All my mother’s friends disappeared.
It was terrifying for a little girl. My friend Billy Miller’s father was the editor of the Daily Worker. Billy and I used to do homework together. He was about three years younger than I. One day he was gone. I think they had to get out of town. I think they were under threat. It was the Red Scare.
So when was the moment that you really felt like a Jew?
When I got my Aunt’s death certificate. My publisher wouldn’t let me write the story unless I had proof of her death. My Aunt Celia jumped out the window [at the Triangle Shirtwaist Factory] and cracked her head and died at St. Vincent’s Hospital. I remember my grandmother crying. But she was always crying about something that happened to somebody — probably from the Jewish Daily Forward.

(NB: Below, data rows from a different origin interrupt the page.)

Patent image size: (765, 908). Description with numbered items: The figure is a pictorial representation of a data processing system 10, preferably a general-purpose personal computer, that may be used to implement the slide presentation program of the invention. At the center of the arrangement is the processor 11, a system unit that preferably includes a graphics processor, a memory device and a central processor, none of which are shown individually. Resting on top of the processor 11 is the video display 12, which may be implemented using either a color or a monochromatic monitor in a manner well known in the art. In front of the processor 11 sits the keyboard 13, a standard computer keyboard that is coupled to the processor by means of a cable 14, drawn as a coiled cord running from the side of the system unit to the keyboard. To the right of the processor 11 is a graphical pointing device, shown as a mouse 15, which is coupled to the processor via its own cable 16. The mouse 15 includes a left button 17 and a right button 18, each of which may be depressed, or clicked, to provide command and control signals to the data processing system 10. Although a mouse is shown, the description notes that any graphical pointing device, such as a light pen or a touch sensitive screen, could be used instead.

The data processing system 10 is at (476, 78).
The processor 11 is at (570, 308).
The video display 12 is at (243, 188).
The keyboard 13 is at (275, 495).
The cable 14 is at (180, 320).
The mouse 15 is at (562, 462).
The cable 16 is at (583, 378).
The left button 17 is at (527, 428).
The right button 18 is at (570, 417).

You’ve produced acclaimed films like “Manhunt: The Search for Bin Laden” and “The Jinx: The Life and Deaths of Robert Durst.” Under your leadership, HBO Documentaries has won 32 Primetime Emmy Awards, 34 News and Documentary Emmys, 42 Peabody Awards. and 26 Academy Awards. Yet you say you’re not confident. What’s up with that?
I went to Yale as a director. I’m thinking, why didn’t I have the confidence to do something earlier? Why didn’t I, say, write a script? So in that sense I’m not confident.

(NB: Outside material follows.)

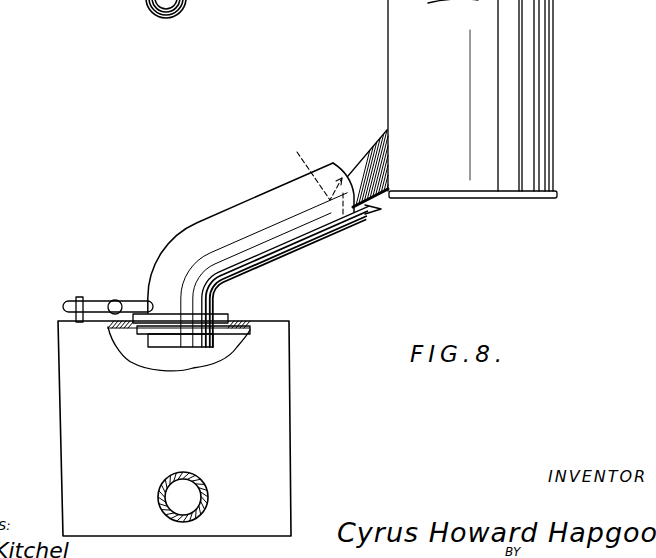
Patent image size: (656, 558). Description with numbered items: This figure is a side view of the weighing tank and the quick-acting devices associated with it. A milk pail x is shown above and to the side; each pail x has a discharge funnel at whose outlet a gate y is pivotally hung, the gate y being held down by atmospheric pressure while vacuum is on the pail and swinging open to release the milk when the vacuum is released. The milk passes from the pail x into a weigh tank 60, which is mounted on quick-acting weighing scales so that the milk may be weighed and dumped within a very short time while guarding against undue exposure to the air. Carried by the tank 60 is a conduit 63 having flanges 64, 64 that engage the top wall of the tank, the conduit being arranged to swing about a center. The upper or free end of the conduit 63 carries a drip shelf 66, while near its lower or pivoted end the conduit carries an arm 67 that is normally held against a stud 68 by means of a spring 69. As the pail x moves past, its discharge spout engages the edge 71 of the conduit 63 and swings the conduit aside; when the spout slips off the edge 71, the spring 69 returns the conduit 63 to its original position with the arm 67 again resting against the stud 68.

But yet, you don’t mind aging.
Being old is such a relief! I’m so enjoying being old, I cannot tell you. I’ve so enjoyed embracing it. But I feel that life passed me by.
What about those 32 Emmys? And prospering in a male-dominated industry?
I started as an anomaly. I’m an old woman. There were no women in the business except on camera. But I didn’t grow up with a movement. It’s harder for a woman now because it’s a movement, and it’s scary, because it’s got leaders. It’s got women who talk back. I didn’t lean in — I leaned all the way back.
I’m successful, but I’ve been in the same fucking job for 35 years. Honey, if you cook the same dish for 35 years, eventually you get it right.
What would you have done differently?
I would have written scripts. I think I write good dialogue. But I was so kicked in the teeth after Yale drama, I tried so hard to get a job in theater, but they weren’t interested. I was also cursed because I was very pretty — and everyone thought I was an actress.
So what are you proud of?
I am very proud that I did this book. I had two jobs — the book and HBO.
How did you do it?
I would dream it and write it in the morning.
OK. Let’s get to revenge. Your WASP-y ex boyfriend’s mother gave you a nice introduction to anti-Semitism.
People hate Jews. It’s very deep. I hear people say, “Jew ‘em down!” And they hate us. When I wrote the story it came back, and when I talked to my old boyfriend it came back. When I hung up, I cried. But he said it was true—meaning, that I remembered it correctly. He said, “It’s true, and I was a coward.”
It meant there was something of value in his cowardice. I wasn’t in love with a scoundrel. He was a coward.
Did you ever confront his mother?
I’m vindictive. I think the best way to be vindictive is not to let them notice. Fuck them. Sometimes the best revenge is putting them into nothing land.
Abby Ellin, the author of “Teenage Waistland,” contributes to The New York Times, Psychology Today and Marie Claire, among other publications. She is currently working on a book about deception for Public Affairs.